7/2/13

Marriage... This Is What I Know.

A friend recently asked me for marriage advice.  As I began to write down my thoughts, I realized I wasn't doing a very good job at following the advice I was giving her.  It was a beautiful reality check.  It gave me a moment to reflect on my marriage and challenge myself to love him better.

I need to love him better.

I've been married for four years and this is what I know... Here was my advice to her.  

Pray. My husband and I go to confession every two weeks with each other. After confession we kneel and ask each other for forgiveness for those times we've failed to love each other better. It keeps us from divorce. Pray a daily rosary for your marriage and for peace to remain in it. Mother Mary is a powerful intercessor. Hold each other accountable for daily personal prayer and ask each other frequently what the other needs prayers for. Read scripture, share scripture, and study it together.  Nothing has been more rewarding and intimate than allowing God to transform our hearts through His Word.

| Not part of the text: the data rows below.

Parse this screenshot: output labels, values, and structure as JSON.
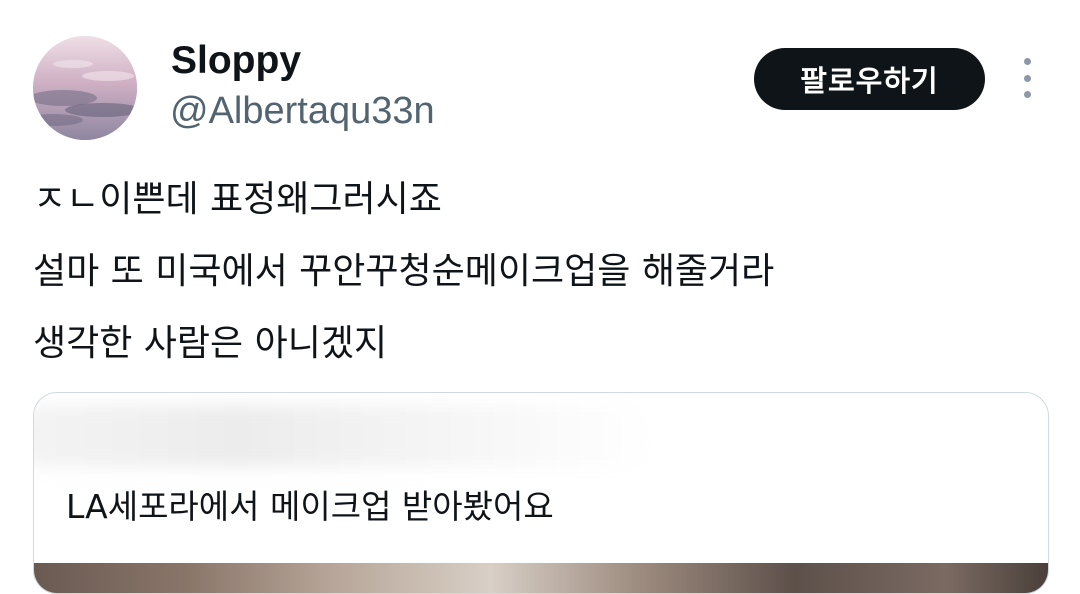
{
  "user": {
    "display_name": "Sloppy",
    "handle": "@Albertaqu33n",
    "avatar_icon": "avatar-sky-clouds"
  },
  "actions": {
    "follow_label": "팔로우하기",
    "more_icon": "more-vertical-icon"
  },
  "tweet": {
    "lines": [
      "ㅈㄴ이쁜데 표정왜그러시죠",
      "설마 또 미국에서 꾸안꾸청순메이크업을 해줄거라",
      "생각한 사람은 아니겠지"
    ]
  },
  "quote": {
    "text": "LA세포라에서 메이크업 받아봤어요"
  },
  "colors": {
    "text_primary": "#0f1419",
    "text_secondary": "#536471",
    "follow_button_bg": "#0f1419",
    "follow_button_text": "#ffffff",
    "border": "#cfd9de"
  }
}
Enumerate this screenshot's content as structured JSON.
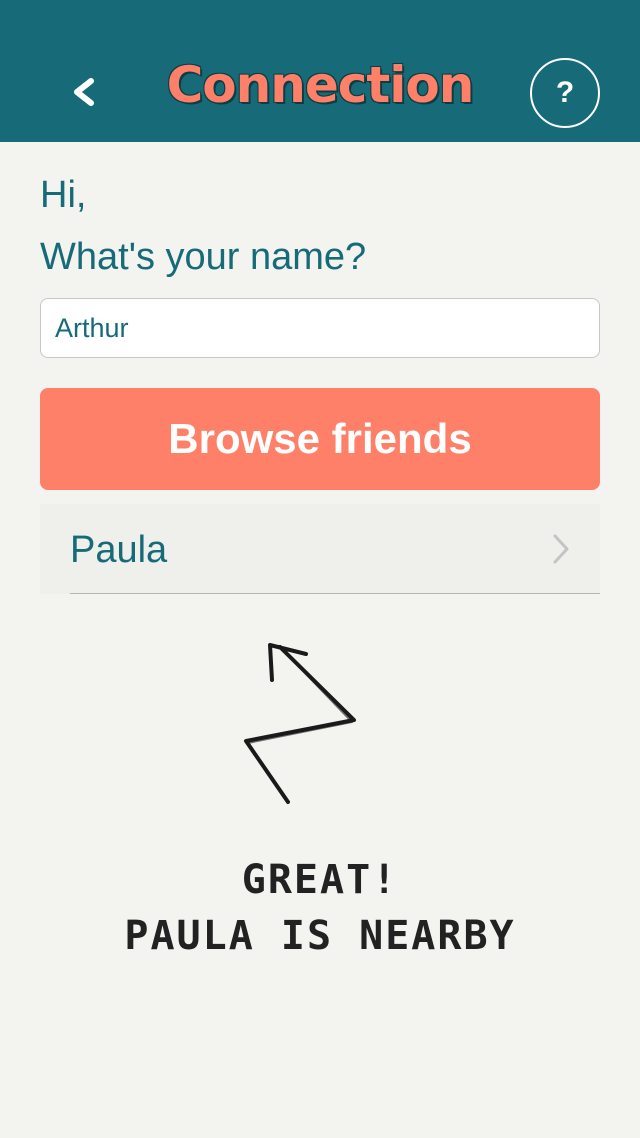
{
  "header": {
    "title": "Connection",
    "help_label": "?"
  },
  "form": {
    "greeting": "Hi,",
    "question": "What's your name?",
    "name_value": "Arthur",
    "browse_label": "Browse friends"
  },
  "friends": [
    {
      "name": "Paula"
    }
  ],
  "message": {
    "line1": "GREAT!",
    "line2": "PAULA IS NEARBY"
  },
  "colors": {
    "header_bg": "#176b78",
    "accent": "#ff8068",
    "text": "#176b78",
    "background": "#f3f3f0"
  },
  "icons": {
    "back": "back-arrow-icon",
    "help": "help-icon",
    "chevron": "chevron-right-icon",
    "arrow": "hand-drawn-zigzag-arrow"
  }
}
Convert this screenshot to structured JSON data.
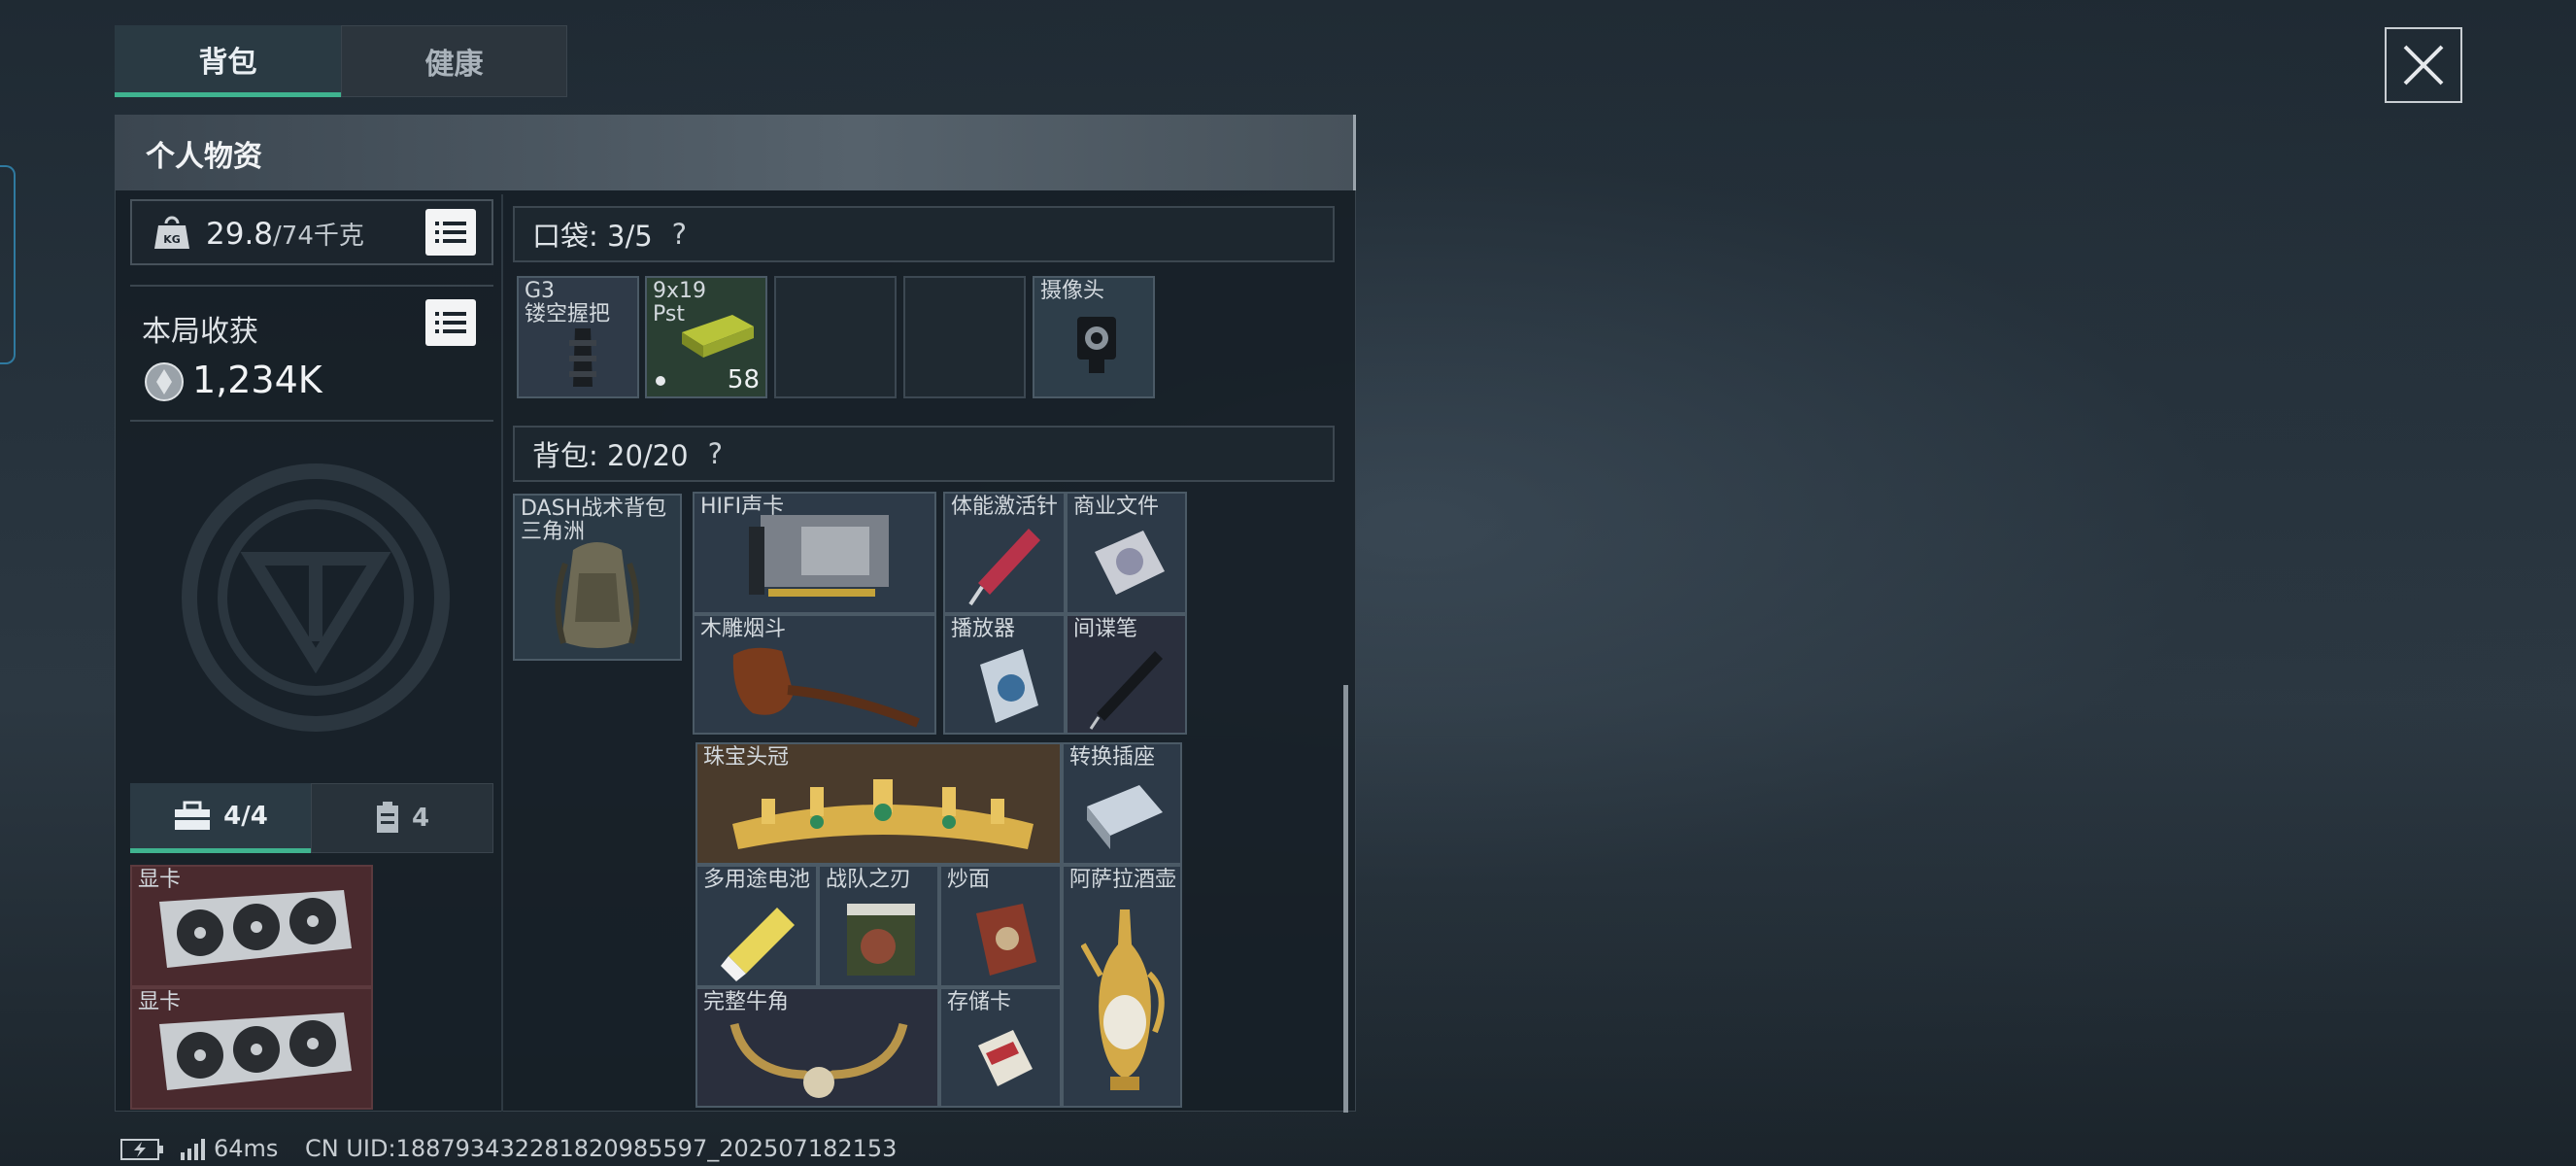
{
  "tabs": {
    "backpack": "背包",
    "health": "健康"
  },
  "panel": {
    "title": "个人物资"
  },
  "weight": {
    "current": "29.8",
    "max": "/74千克"
  },
  "earnings": {
    "label": "本局收获",
    "value": "1,234K"
  },
  "pocket": {
    "title": "口袋: 3/5",
    "help": "?"
  },
  "pocket_items": [
    {
      "name": "G3",
      "sub": "镂空握把"
    },
    {
      "name": "9x19",
      "sub": "Pst",
      "count": "58"
    },
    {
      "name": ""
    },
    {
      "name": ""
    },
    {
      "name": "摄像头"
    }
  ],
  "backpack": {
    "title": "背包: 20/20",
    "help": "?"
  },
  "backpack_slot": {
    "name": "DASH战术背包",
    "sub": "三角洲"
  },
  "grid_a": {
    "hifi": "HIFI声卡",
    "stim": "体能激活针",
    "docs": "商业文件",
    "pipe": "木雕烟斗",
    "player": "播放器",
    "spypen": "间谍笔"
  },
  "grid_b": {
    "crown": "珠宝头冠",
    "adapter": "转换插座",
    "battery": "多用途电池",
    "blade": "战队之刃",
    "noodle": "炒面",
    "ewer": "阿萨拉酒壶",
    "horn": "完整牛角",
    "card": "存储卡"
  },
  "lower_tabs": {
    "case": "4/4",
    "box": "4"
  },
  "case_items": [
    {
      "name": "显卡"
    },
    {
      "name": "显卡"
    }
  ],
  "status": {
    "ping": "64ms",
    "uid": "CN UID:1887934322818209855​97_202507182153"
  },
  "colors": {
    "accent": "#3fb38f",
    "case_bg": "#4a2a2e",
    "crown_bg": "#4a3b2c"
  }
}
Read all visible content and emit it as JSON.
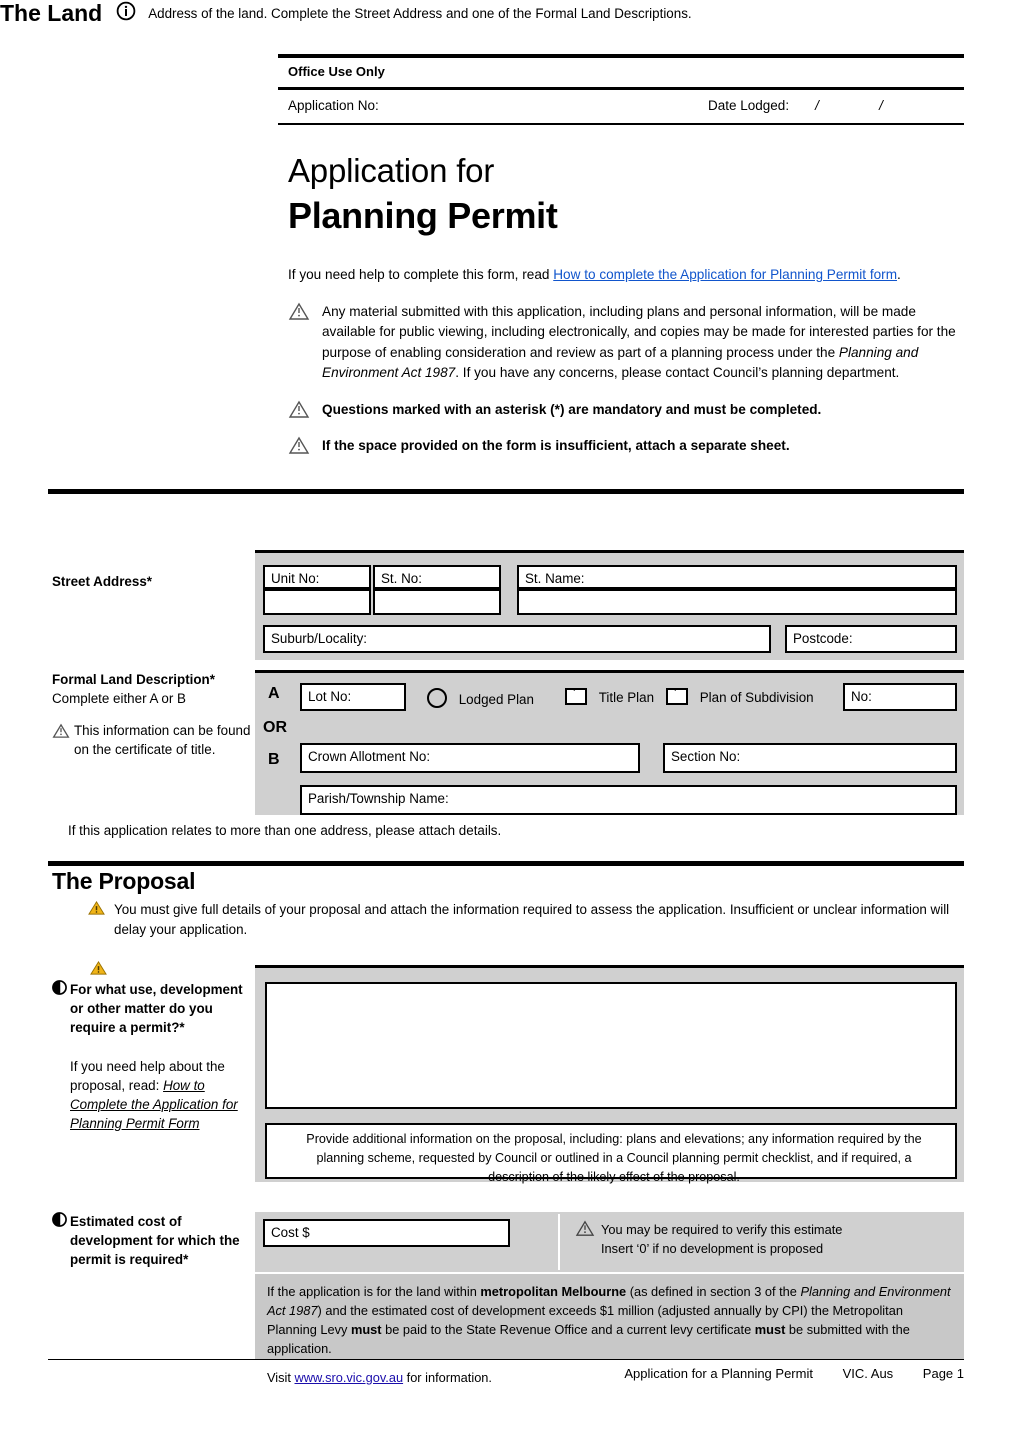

Fun. Play battleship! Eat ice cream. Laugh at when you shrink clothes in the dryer... Or throw a nipple brush into a micro steam bag that ends up destroying two bottles... 

Call each other out. Gently of course, but keep each other in check and communicate when something upsets you or hurts you. 

Always be the first to say you're sorry. In every fight, you always have something to apologize for whether it be a raised voice or because you cut off your spouse mid-sentence to prove your point. Apologize and own those mistakes.

Love him in his love language. It's easy to forget this because it's easier to love in your own language. Step out of your comfort zone and don't be afraid to ask him how his love tank is doing. Is it full? How can you love him better? Have you heard of The Five Love Languages? Check it out here. You can check out The Five Apology Languages, too.

Play. Chase him around the house with a glass of water... or squirt gun. You choose.

Make love. Truly. Making love is a sacred moment of renewing your wedding vows and will bring you closer to your spouse.  Have you tried saying a prayer before making love and inviting God into your bedroom?  The fruits of this are beautiful. Try it. 

Talk about the little things.  What did you have for breakfast that day? How was traffic? Nothing is too minor to share with him.  Tell him you haven't shaved in a week... The more you discuss the everyday things, the easier it is to tackle the big things.

Tithe. God will take care of you. Be frugal. Be smart. It's fruitless to argue about money. When you don't have any, give more. When you have a lot, give more. Remember money is not yours and if God's in control of your finances, you will always have what you need and more. 

Agree to keep fighting and arguing behind close doors.  Fighting is personal and should remain between you and your spouse.  Also, gossiping and speaking poorly about your spouse to someone else is hurtful especially when you do it out of anger.  Always remain on the same team in front of family.. You can disagree later. 

Voice expectations.  Don't try to interpret his manual. It's much easier to let him explain it to you.  Same for your manual.  Explain it to him.  

Have a baby! The best gift to give a spouse is the gift of fatherhood or motherhood.. It's beautiful.

Ask for clarification before reacting. 99% of the time, that look or comment he gave you didn't mean what you thought it did.  Give him a chance to clarify and don't assume. This will save you from arguing majority of the time.

Maintain a Brotherhood and Sisterhood because these are an essential part of a well-balanced marriage.  Continue to be fed from women in your life. That margarita with the ladies will make you a better wife. Truly. He needs to shoot something and drink a beer and laugh at a fart with the guys. Know that this is important, and push him to hang out with his friends every now and then.

Lay on the bed in silence and look at each other. Silence is rewarding and so is just being. I have the hardest time with this. Hugging your husband for a few seconds is more important than checking on the chicken in the oven... Sometimes. ;)

Sacrifice goes a long way.  It is doable to give up your iced chai to buy him toothpicks that he needs to have after every meal... Even though you can't stand them. You can sacrifice blog time to engage in conversation with your spouse because he is more important than writing. Always. 

Don't compare notes. It doesn't matter if you do the dishes five times in a week and the laundry and he only made the bed once. Because the next week, you may only get to the bathroom and he ends up vacuuming, doing the laundry, and cleaning the entire kitchen. Service without expectation is best.

Most importantly, use NFP.  I've shared already some of the ways using a natural system has strengthened my marriage and allowed us to get through some tough times. It's a beautiful gift to give your spouse.  Try it. (I happen to be an NFP teacher if you want more info).

Marriage is a lot of work, but very rewarding. Have a glass of wine with your spouse tonight and celebrate your love!

What about you? Have anything I should add to this list?